Lost Opportunities

This week I came across some C++ code like this:

if (foo & 0x0FFFFFFF >= width * height) {
    /* copy width * height items to a buffer */
} else {
    /* handle error */
}

This is buggy code. Worse, it’s probably a security vulnerability. The code parses a particular file format. This if-statement is attempting to make sure the fields are internally consistent. Getting this check wrong, probably means an attacker could craft a file to cause the parser to overrun a buffer, which is almost certainly an exploitable security bug.

Don’t see the problem? The variable foo in this case is a 32-bit integral type. The top bits are used for flags, and the remaining portion is a buffer size. The code is attempting to make sure that the buffer is at least large enough to hold width * height items.

Do you see the problem now? It’s a precedence problem. In C and C++, the & operator has a low precedence — lower than even the inquality operators. So the compiler interprets the condition as:

foo & ( 0x0FFFFFFF >= (width * height))

So first the code will compute the product width * height and then it will check if 0x0FFFFFFF is less than the product. This yields a boolean value: true or false. The bitwise AND is then performed between foo and the boolean. Well, sort of. First the boolean will be implicitly converted to an integral type to match foo‘s type. That is, it becomes a 0 for false or a 1 for true.

The net result is that it checks to see if foo is even or odd.

C++, like C, is full of pitfalls like this. It’s easy to write code that does the wrong thing. Programmers aren’t superhuman. Bugs like this get written, but we have lots of techniques for catching these kinds of mistakes.

The first line of defense is the compiler. The incorrect expression is perfectly legal, so it’ll happily compile the code. But most modern compilers are aware of common language pitfalls and will issue warnings about suspicious code. For example, I spotted this problem because the Micosoft VC++ compiler pointed at the line and said:

warning C4554: ‘&’ : check operator precedence for possible error; use parentheses to clarify precedence

There’s little excuse for ignoring (or worse, silencing) compiler warnings. Some programmers don’t want to be bothered with false positives.  In almost all cases, however, it’s possible to eliminate false positives by making the code more clearly express what you intended. For example, if you did intend to evaluate the bitwise-AND last, you could have added parentheses to make it explicit. This would not only eliminate the noisy warning, but it would also make the code more obvious to the next programmer to come along.
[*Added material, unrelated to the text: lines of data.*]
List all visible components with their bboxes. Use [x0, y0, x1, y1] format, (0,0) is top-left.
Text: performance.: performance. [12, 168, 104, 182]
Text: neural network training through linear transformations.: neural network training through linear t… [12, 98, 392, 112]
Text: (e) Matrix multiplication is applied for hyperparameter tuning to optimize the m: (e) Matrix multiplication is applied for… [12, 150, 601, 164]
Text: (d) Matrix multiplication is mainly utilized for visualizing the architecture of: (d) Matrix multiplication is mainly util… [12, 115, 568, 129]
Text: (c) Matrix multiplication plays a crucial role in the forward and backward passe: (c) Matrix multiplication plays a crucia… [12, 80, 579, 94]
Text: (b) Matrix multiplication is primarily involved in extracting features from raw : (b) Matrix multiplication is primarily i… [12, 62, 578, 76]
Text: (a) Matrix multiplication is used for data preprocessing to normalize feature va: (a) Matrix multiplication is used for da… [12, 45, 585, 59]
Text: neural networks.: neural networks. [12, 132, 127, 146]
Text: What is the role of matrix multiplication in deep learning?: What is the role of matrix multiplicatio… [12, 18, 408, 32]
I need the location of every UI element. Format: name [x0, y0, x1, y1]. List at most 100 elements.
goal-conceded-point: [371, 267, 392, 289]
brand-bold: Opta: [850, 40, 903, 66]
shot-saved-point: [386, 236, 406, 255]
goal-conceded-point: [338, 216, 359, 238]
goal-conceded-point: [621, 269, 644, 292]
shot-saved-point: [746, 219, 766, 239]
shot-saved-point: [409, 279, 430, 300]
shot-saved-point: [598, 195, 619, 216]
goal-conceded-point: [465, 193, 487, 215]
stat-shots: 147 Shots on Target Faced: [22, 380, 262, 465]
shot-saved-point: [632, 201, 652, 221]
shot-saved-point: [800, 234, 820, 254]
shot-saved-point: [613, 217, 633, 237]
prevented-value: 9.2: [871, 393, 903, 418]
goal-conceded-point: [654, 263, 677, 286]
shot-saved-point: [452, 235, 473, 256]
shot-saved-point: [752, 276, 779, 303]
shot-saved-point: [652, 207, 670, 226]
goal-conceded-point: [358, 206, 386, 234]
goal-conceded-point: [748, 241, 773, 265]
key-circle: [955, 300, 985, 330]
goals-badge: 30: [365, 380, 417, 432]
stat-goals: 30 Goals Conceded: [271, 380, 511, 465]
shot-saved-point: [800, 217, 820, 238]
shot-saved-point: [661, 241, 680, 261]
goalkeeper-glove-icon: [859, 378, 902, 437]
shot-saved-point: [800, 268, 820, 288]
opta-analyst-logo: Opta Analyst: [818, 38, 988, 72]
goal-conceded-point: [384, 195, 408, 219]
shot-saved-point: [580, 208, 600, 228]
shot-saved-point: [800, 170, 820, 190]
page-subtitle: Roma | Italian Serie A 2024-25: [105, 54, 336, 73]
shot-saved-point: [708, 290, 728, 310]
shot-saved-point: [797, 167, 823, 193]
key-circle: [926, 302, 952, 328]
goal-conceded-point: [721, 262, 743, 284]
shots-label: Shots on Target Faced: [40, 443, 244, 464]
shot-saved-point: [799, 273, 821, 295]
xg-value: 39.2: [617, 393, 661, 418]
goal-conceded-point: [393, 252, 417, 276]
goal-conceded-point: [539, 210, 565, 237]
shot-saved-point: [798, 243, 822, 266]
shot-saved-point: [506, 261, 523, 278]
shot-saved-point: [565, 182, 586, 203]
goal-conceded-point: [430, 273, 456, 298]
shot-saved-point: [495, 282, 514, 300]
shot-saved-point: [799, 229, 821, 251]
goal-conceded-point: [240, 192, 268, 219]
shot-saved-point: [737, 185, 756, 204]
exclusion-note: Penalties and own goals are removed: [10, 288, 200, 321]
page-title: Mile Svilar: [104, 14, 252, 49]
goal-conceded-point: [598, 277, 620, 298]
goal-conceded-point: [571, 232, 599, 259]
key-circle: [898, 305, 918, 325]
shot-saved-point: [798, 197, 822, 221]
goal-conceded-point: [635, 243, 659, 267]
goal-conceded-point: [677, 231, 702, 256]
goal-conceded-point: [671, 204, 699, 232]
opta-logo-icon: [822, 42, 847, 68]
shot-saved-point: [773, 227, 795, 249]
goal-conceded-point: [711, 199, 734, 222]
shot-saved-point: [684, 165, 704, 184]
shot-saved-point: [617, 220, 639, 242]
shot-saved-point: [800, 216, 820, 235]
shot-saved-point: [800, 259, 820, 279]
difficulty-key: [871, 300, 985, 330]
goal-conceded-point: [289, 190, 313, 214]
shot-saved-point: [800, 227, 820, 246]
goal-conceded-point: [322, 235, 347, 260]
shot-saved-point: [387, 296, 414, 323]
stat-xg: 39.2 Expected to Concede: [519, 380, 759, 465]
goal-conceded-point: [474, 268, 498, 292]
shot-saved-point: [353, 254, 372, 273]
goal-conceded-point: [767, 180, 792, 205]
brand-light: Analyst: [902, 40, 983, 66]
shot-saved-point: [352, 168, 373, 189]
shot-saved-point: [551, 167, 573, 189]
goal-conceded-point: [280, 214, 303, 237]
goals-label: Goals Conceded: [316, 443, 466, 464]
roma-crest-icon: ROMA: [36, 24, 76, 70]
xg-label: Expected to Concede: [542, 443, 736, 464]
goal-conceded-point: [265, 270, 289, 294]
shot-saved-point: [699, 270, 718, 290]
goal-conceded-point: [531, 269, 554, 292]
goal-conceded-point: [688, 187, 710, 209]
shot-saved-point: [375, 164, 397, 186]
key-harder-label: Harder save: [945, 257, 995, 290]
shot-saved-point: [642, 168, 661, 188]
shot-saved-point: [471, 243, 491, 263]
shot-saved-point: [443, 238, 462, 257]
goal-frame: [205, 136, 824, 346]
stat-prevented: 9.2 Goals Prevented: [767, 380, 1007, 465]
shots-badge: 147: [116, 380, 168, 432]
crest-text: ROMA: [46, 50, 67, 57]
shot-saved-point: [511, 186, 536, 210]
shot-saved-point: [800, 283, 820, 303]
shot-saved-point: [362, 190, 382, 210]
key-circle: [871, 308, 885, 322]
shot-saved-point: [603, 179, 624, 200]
The next line of defense is to always step through new code in the debugger. This should be second nature to software engineers, but, unfortunately, many still don’t do it. It’s such a useful practice that Steve Maguire dedicated an entire chapter to it in Writing Solid Code. Stepping through the code while keeping an eye on the variables could have alerted the programmer to the fact that the condition wasn’t testing the right thing.

Unit tests definitely should have caught this mistake. If it’s important enough to check the condition, then it’s probably important enough that you have unit tests to check both outcomes. Alas, this code had no unit tests.

And you might think that normal testing would stumble over the problem. In this case, it wouldn’t because the condition was checking for a very unusual condition that’s not likely to occur with any normal data. And even if somehow a regular test case stumbled over the problem, it wouldn’t provide very good isolation for tracking the cause back to this line of code. File fuzzing could have caught the problem. Fuzzing should probably be done for all parsing code.

Having a peer code review your change–that is another programmer look them over–might have caught the problem. If one developer doesn’t see the bug, then a second might miss it, too. But that won’t always be the case. A fresh set of eyes with a different perspective might at least ask whether the expression does what is intended.  And if you know your colleague is going to be reading your code, you might be motivated to make it as clear as possible.  For example, you might make it a little more explicit like this:

const uint32_t buffer_length = foo & 0x0FFFFFFF;
if (buffer_length >= width * height) {
    /* copy width * height items to a buffer */
} else {
    /* handle error */
}

Notice how trying to make the code clearer to another human can “accidentally” fix the bug.

It’s hard to see how this bug could have made it into a product with all the usual bug defenses in place. I can only conclude that they weren’t all in place. Obviously, the compiler warnings were ignored or silenced. It’s a shame that programmers feel compelled to take such shortcuts. I love it when the compiler says, “um, this looks wrong.” It’s a golden opportunity to fix my stupid mistakes before anyone else sees them.